Intelligent Optimization Control System for RASO Cement Production

1. Conventional DCS control algorithms are simple and have a single strategy. For the cement production system with large delays, strong coupling, and severe disturbances, it is difficult to achieve automatic and optimized production. On-site operations heavily rely on manual experience and manual operations, resulting in high work intensity;

2. The control precision of core control parameters is low, leading to fluctuations in product quality and energy waste. For example, the temperature fluctuations in the decomposition furnace of the clinker line are significant, the cooling effect of the grate cooler is poor, and the current fluctuations in the grinding line’s steady flow bin are large;

3. There are many control parameters, and there is a lack of consistent operational standards. For instance, the firing state in the kiln, the thermal recovery efficiency of the grate cooler, the circulation amount in the mill, and the grindability of materials all lack direct evidence. It is difficult to find the optimal state in operations, and different personnel have varying methods. In actual operation, there is still considerable room for optimization in coal consumption for firing and electricity consumption for cement grinding;

4. Given the complexity and strong time-varying characteristics of the cement system, the conventional expert system’s MPC algorithm is difficult to achieve long-term stable operation, let alone online real-time optimization, and it is even harder to ensure the comprehensive coordination of output, quality, and energy consumption for economical operation.

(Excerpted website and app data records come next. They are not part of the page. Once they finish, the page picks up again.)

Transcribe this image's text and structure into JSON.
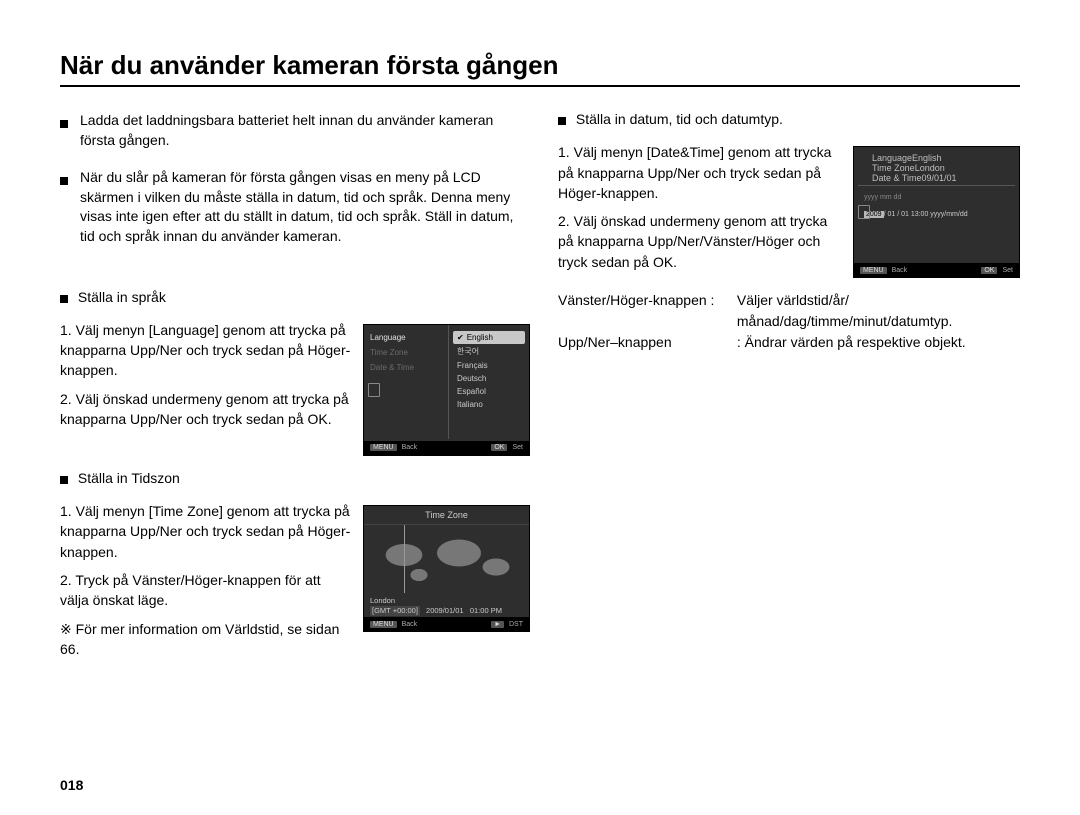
{
  "page_number": "018",
  "title": "När du använder kameran första gången",
  "intro_bullets": [
    "Ladda det laddningsbara batteriet helt innan du använder kameran första gången.",
    "När du slår på kameran för första gången visas en meny på LCD skärmen i vilken du måste ställa in datum, tid och språk. Denna meny visas inte igen efter att du ställt in datum, tid och språk. Ställ in datum, tid och språk innan du använder kameran."
  ],
  "lang": {
    "heading": "Ställa in språk",
    "steps": [
      "1. Välj menyn [Language] genom att trycka på knapparna Upp/Ner och tryck sedan på Höger-knappen.",
      "2. Välj önskad undermeny genom att trycka på knapparna Upp/Ner och tryck sedan på OK."
    ],
    "lcd": {
      "left_items": [
        "Language",
        "Time Zone",
        "Date & Time"
      ],
      "options": [
        "English",
        "한국어",
        "Français",
        "Deutsch",
        "Español",
        "Italiano"
      ],
      "selected": "English",
      "bar_left_btn": "MENU",
      "bar_left_txt": "Back",
      "bar_right_btn": "OK",
      "bar_right_txt": "Set"
    }
  },
  "tz": {
    "heading": "Ställa in Tidszon",
    "steps": [
      "1. Välj menyn [Time Zone] genom att trycka på knapparna Upp/Ner och tryck sedan på Höger-knappen.",
      "2. Tryck på Vänster/Höger-knappen för att välja önskat läge."
    ],
    "note": "※ För mer information om Världstid, se sidan 66.",
    "lcd": {
      "title": "Time Zone",
      "city": "London",
      "gmt": "[GMT +00:00]",
      "date": "2009/01/01",
      "time": "01:00 PM",
      "bar_left_btn": "MENU",
      "bar_left_txt": "Back",
      "bar_right_btn": "►",
      "bar_right_txt": "DST"
    }
  },
  "dt": {
    "heading": "Ställa in datum, tid och datumtyp.",
    "steps": [
      "1. Välj menyn [Date&Time] genom att trycka på knapparna Upp/Ner och tryck sedan på Höger-knappen.",
      "2. Välj önskad undermeny genom att trycka på knapparna Upp/Ner/Vänster/Höger och tryck sedan på OK."
    ],
    "kv": [
      {
        "k": "Vänster/Höger-knappen :",
        "v": "Väljer världstid/år/ månad/dag/timme/minut/datumtyp."
      },
      {
        "k": "Upp/Ner–knappen",
        "v": ": Ändrar värden på respektive objekt."
      }
    ],
    "lcd": {
      "left_items": [
        {
          "label": "Language",
          "val": "English"
        },
        {
          "label": "Time Zone",
          "val": "London"
        },
        {
          "label": "Date & Time",
          "val": "09/01/01"
        }
      ],
      "format_hint": "yyyy mm dd",
      "value_year": "2009",
      "value_rest": "/ 01 / 01   13:00   yyyy/mm/dd",
      "bar_left_btn": "MENU",
      "bar_left_txt": "Back",
      "bar_right_btn": "OK",
      "bar_right_txt": "Set"
    }
  }
}
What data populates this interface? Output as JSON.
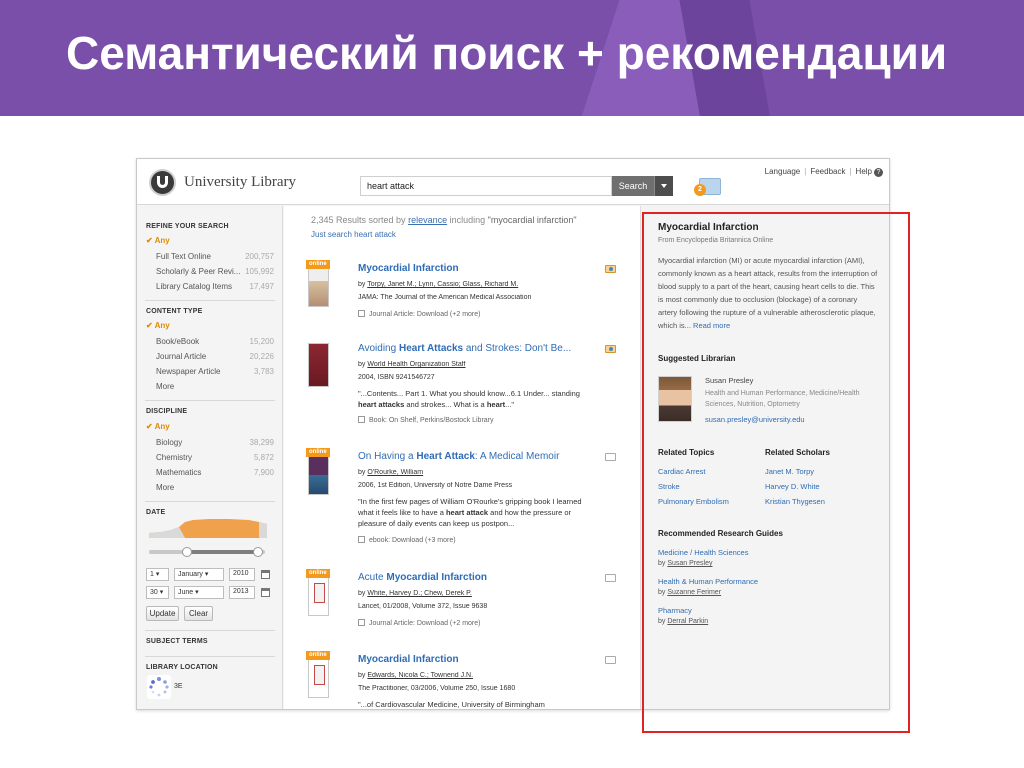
{
  "slide": {
    "title": "Семантический поиск + рекомендации"
  },
  "header": {
    "logo_text": "University Library",
    "search_value": "heart attack",
    "search_button": "Search",
    "folder_count": "2",
    "links": {
      "language": "Language",
      "feedback": "Feedback",
      "help": "Help"
    }
  },
  "sidebar": {
    "refine_title": "REFINE YOUR SEARCH",
    "refine_any": "✔ Any",
    "refine_items": [
      {
        "label": "Full Text Online",
        "count": "200,757"
      },
      {
        "label": "Scholarly & Peer Revi...",
        "count": "105,992"
      },
      {
        "label": "Library Catalog Items",
        "count": "17,497"
      }
    ],
    "content_title": "CONTENT TYPE",
    "content_any": "✔ Any",
    "content_items": [
      {
        "label": "Book/eBook",
        "count": "15,200"
      },
      {
        "label": "Journal Article",
        "count": "20,226"
      },
      {
        "label": "Newspaper Article",
        "count": "3,783"
      },
      {
        "label": "More",
        "count": ""
      }
    ],
    "discipline_title": "DISCIPLINE",
    "discipline_any": "✔ Any",
    "discipline_items": [
      {
        "label": "Biology",
        "count": "38,299"
      },
      {
        "label": "Chemistry",
        "count": "5,872"
      },
      {
        "label": "Mathematics",
        "count": "7,900"
      },
      {
        "label": "More",
        "count": ""
      }
    ],
    "date_title": "DATE",
    "date_from": {
      "day": "1",
      "month": "January",
      "year": "2010"
    },
    "date_to": {
      "day": "30",
      "month": "June",
      "year": "2013"
    },
    "update_button": "Update",
    "clear_button": "Clear",
    "subject_title": "SUBJECT TERMS",
    "location_title": "LIBRARY LOCATION",
    "location_partial": "3E"
  },
  "results": {
    "summary_count": "2,345 Results sorted by",
    "summary_sort": "relevance",
    "summary_incl": "including",
    "summary_query": "\"myocardial infarction\"",
    "just_search": "Just search heart attack",
    "items": [
      {
        "online": "online",
        "title_pre": "",
        "title_bold": "Myocardial Infarction",
        "title_post": "",
        "by_pre": "by ",
        "authors": "Torpy, Janet M.; Lynn, Cassio; Glass, Richard M.",
        "line2": "JAMA: The Journal of the American Medical Association",
        "snippet": "",
        "format": "Journal Article: Download (+2 more)"
      },
      {
        "online": "",
        "title_pre": "Avoiding ",
        "title_bold": "Heart Attacks",
        "title_post": " and Strokes: Don't Be...",
        "by_pre": "by ",
        "authors": "World Health Organization Staff",
        "line2": "2004, ISBN 9241546727",
        "snippet_1": "\"...Contents... Part 1. What you should know...6.1 Under... standing ",
        "snippet_b1": "heart attacks",
        "snippet_2": " and strokes... What is a ",
        "snippet_b2": "heart",
        "snippet_3": "...\"",
        "format": "Book: On Shelf, Perkins/Bostock Library"
      },
      {
        "online": "online",
        "title_pre": "On Having a ",
        "title_bold": "Heart Attack",
        "title_post": ": A Medical Memoir",
        "by_pre": "by ",
        "authors": "O'Rourke, William",
        "line2": "2006, 1st Edition, University of Notre Dame Press",
        "snippet_1": "\"In the first few pages of William O'Rourke's gripping book I learned what it feels like to have a ",
        "snippet_b1": "heart attack",
        "snippet_2": " and how the pressure or pleasure of daily events can keep us postpon...",
        "format": "ebook: Download (+3 more)"
      },
      {
        "online": "online",
        "title_pre": "Acute ",
        "title_bold": "Myocardial Infarction",
        "title_post": "",
        "by_pre": "by ",
        "authors": "White, Harvey D.; Chew, Derek P.",
        "line2": "Lancet, 01/2008, Volume 372, Issue 9638",
        "format": "Journal Article: Download (+2 more)"
      },
      {
        "online": "online",
        "title_pre": "",
        "title_bold": "Myocardial Infarction",
        "title_post": "",
        "by_pre": "by ",
        "authors": "Edwards, Nicola C.; Townend J.N.",
        "line2": "The Practitioner, 03/2006, Volume 250, Issue 1680",
        "snippet_1": "\"...of Cardiovascular Medicine, University of Birmingham"
      }
    ]
  },
  "recommender": {
    "topic_title": "Myocardial Infarction",
    "topic_source": "From Encyclopedia Britannica Online",
    "topic_text": "Myocardial infarction (MI) or acute myocardial infarction (AMI), commonly known as a heart attack, results from the interruption of blood supply to a part of the heart, causing heart cells to die. This is most commonly due to occlusion (blockage) of a coronary artery following the rupture of a vulnerable atherosclerotic plaque, which is...",
    "read_more": "Read more",
    "librarian_heading": "Suggested Librarian",
    "librarian_name": "Susan Presley",
    "librarian_dept": "Health and Human Performance, Medicine/Health Sciences, Nutrition, Optometry",
    "librarian_email": "susan.presley@university.edu",
    "topics_heading": "Related Topics",
    "topics": [
      "Cardiac Arrest",
      "Stroke",
      "Pulmonary Embolism"
    ],
    "scholars_heading": "Related Scholars",
    "scholars": [
      "Janet M. Torpy",
      "Harvey D. White",
      "Kristian Thygesen"
    ],
    "guides_heading": "Recommended Research Guides",
    "guides": [
      {
        "title": "Medicine / Health Sciences",
        "by": "by ",
        "author": "Susan Presley"
      },
      {
        "title": "Health & Human Performance",
        "by": "by ",
        "author": "Suzanne Ferimer"
      },
      {
        "title": "Pharmacy",
        "by": "by ",
        "author": "Derral Parkin"
      }
    ]
  },
  "colors": {
    "slide_purple": "#7a4fa9",
    "accent_orange": "#f39a1c",
    "link_blue": "#2f6cb5",
    "highlight_red": "#e02424"
  }
}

1. Achieve fully intelligent optimized operation of the kiln and grinding system, reducing operation frequency by over 90%, achieving near-unmanned production;

2. Key control indicators are significantly narrowed. The fluctuations of key parameters such as the exit temperature of the decomposition furnace, negative pressure at the kiln head, and current of the grinding system’s roller press steady flow bin are reduced, with standard deviation decreasing by 30% to 50%;

3. Achieve optimal coordination of quality, output, and energy consumption through optimized operation, enhancing the quality and efficiency of the production line, saving energy and reducing emissions, and reducing coal consumption for clinker by 1% to 3% and electricity consumption for the cement grinding process by 2% to 5%;

4. Implement early warning and forecasting for abnormal conditions of major equipment and processes, enhancing the intrinsic safety of the production line.

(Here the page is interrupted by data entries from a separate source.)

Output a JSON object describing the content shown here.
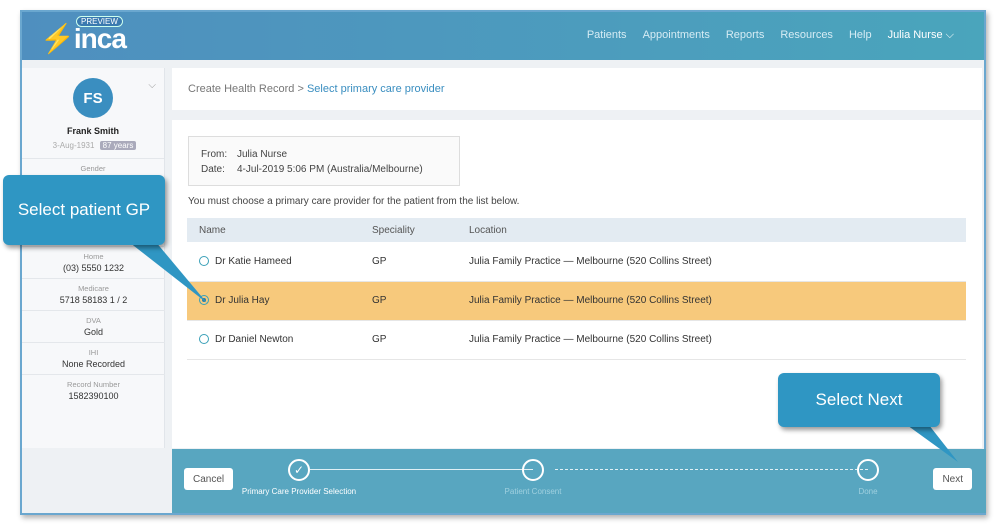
{
  "header": {
    "logo": "inca",
    "badge": "PREVIEW",
    "nav": [
      "Patients",
      "Appointments",
      "Reports",
      "Resources",
      "Help"
    ],
    "user": "Julia Nurse"
  },
  "patient": {
    "initials": "FS",
    "name": "Frank Smith",
    "dob": "3-Aug-1931",
    "age": "87 years",
    "fields": [
      {
        "label": "Gender",
        "value": ""
      },
      {
        "label": "Home",
        "value": "(03) 5550 1232"
      },
      {
        "label": "Medicare",
        "value": "5718 58183 1 / 2"
      },
      {
        "label": "DVA",
        "value": "Gold"
      },
      {
        "label": "IHI",
        "value": "None Recorded"
      },
      {
        "label": "Record Number",
        "value": "1582390100"
      }
    ]
  },
  "breadcrumb": {
    "root": "Create Health Record",
    "sep": ">",
    "current": "Select primary care provider"
  },
  "meta": {
    "from_label": "From:",
    "from": "Julia Nurse",
    "date_label": "Date:",
    "date": "4-Jul-2019 5:06 PM (Australia/Melbourne)"
  },
  "message": "You must choose a primary care provider for the patient from the list below.",
  "table": {
    "headers": [
      "Name",
      "Speciality",
      "Location"
    ],
    "rows": [
      {
        "name": "Dr Katie Hameed",
        "speciality": "GP",
        "location": "Julia Family Practice — Melbourne (520 Collins Street)",
        "selected": false
      },
      {
        "name": "Dr Julia Hay",
        "speciality": "GP",
        "location": "Julia Family Practice — Melbourne (520 Collins Street)",
        "selected": true
      },
      {
        "name": "Dr Daniel Newton",
        "speciality": "GP",
        "location": "Julia Family Practice — Melbourne (520 Collins Street)",
        "selected": false
      }
    ]
  },
  "footer": {
    "cancel": "Cancel",
    "next": "Next",
    "steps": [
      "Primary Care Provider Selection",
      "Patient Consent",
      "Done"
    ],
    "check": "✓"
  },
  "callouts": {
    "gp": "Select patient GP",
    "next": "Select Next"
  }
}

1. For the clinker firing line: A 2500t/d line can save over 2 million yuan in coal annually and over 200,000 yuan in ammonia water; the corresponding annual comprehensive benefit for a 5000t/d line is about 3 to 5 million yuan;

2. For the cement grinding line: On average, reduce the electricity consumption per ton of cement by over 0.8 KWh, leading to annual electricity savings of over 400,000 yuan for a 1 million ton/year cement grinding line;

3. Intelligent optimization will also bring potential benefits such as improved product quality, extended equipment maintenance cycles, enhanced safety production, reduced labor intensity, and optimized positions.

1. Conventional technical renovation contracts: Party A invests in construction, with low investment and quick returns, and project payback period of 8 to 24 months;

2. Contract energy management: Party B invests in construction, sharing project benefits for 5 years, and transferring to Party A for free after sharing ends;

3. Long-term leasing cooperation: Party B invests in construction and ensures reliable system operation, while Party A pays rent to use the optimization system.